Lockdowns were cutting exports and retail sales as well as inflaming social tensions, which recently led to unprecedented street protests against the government. They were mainly against Beijing’s harsh COVID management, but some of the unrest spilled into broader critiques of Chinese Communist Party (CCP). These spread quickly on social media before censors could hose them down.
Last week Federal Treasurer Jim Chalmers warned that China’s COVID-related supply chain issues would affect Australia.
“The impact of COVID on China and on supply chains is one of the key risks to our economy in 2023,” Chalmers said.
“We are heavily reliant on Chinese markets and Chinese workforces for a lot of the goods in our economy. It’s really right across the board.”
Chinese supply chain shortages have been hardest felt in sectors such as pharmaceuticals, where China and India account for more than 60% of the supply of active pharmaceutical ingredients. COVID is also increasingly triggering subsequent infections, causing a spike in demand as supply issues continue to plague the sector.
Countries such as the United States and United Kingdom have already experienced shortages in antibiotics. In the lead-up to Christmas, the Therapeutic Goods Administration said that popular medications, such as antibiotics cefalexin and amoxicillin, were in short supply.
But longer term, China’s opening up to the world after three years is expected to lead to the export of more inflation to a global economy, one already struggling with surging prices in the wake of Russia’s ongoing invasion of Ukraine.

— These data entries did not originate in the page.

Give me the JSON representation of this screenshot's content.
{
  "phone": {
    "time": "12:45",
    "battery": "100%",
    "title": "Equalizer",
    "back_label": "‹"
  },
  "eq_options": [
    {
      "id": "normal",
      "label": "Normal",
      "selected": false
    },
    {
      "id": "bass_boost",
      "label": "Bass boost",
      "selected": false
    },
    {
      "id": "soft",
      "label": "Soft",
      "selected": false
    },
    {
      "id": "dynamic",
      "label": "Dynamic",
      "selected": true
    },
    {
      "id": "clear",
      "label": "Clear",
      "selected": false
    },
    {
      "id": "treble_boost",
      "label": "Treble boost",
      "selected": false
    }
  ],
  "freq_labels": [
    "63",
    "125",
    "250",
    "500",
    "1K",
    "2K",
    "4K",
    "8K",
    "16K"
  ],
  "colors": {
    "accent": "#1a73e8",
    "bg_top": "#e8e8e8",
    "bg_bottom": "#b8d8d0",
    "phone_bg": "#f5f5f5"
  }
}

Still, if the pandemic has taught businesses one thing, it’s the diversification of their supply chains and wariness on overreliance on one supplier or country.
The human implications of China’s “let it rip” decision are devastating; hospital and funeral parlours have been overwhelmed in recent weeks. It is unlikely we will ever know the full extent of the tragedy inside the country, with the CCP withholding any credible information on death and injury tolls.
One potential upside to China’s rapid-fire removal of all COVID restrictions is that international travel is once more available to its citizens. Spring Festival is the most popular time of year for Chinese people to take international trips, and Australia has long been a popular destination. Prior to COVID, China was Australia’s primary source of tourists.
Canberra’s decision to introduce mandatory COVID-19 testing for Chinese tourists and business visitors last week may have invoked the ire of Beijing, but it does not appear to have dampened enthusiasm for people to visit Australia.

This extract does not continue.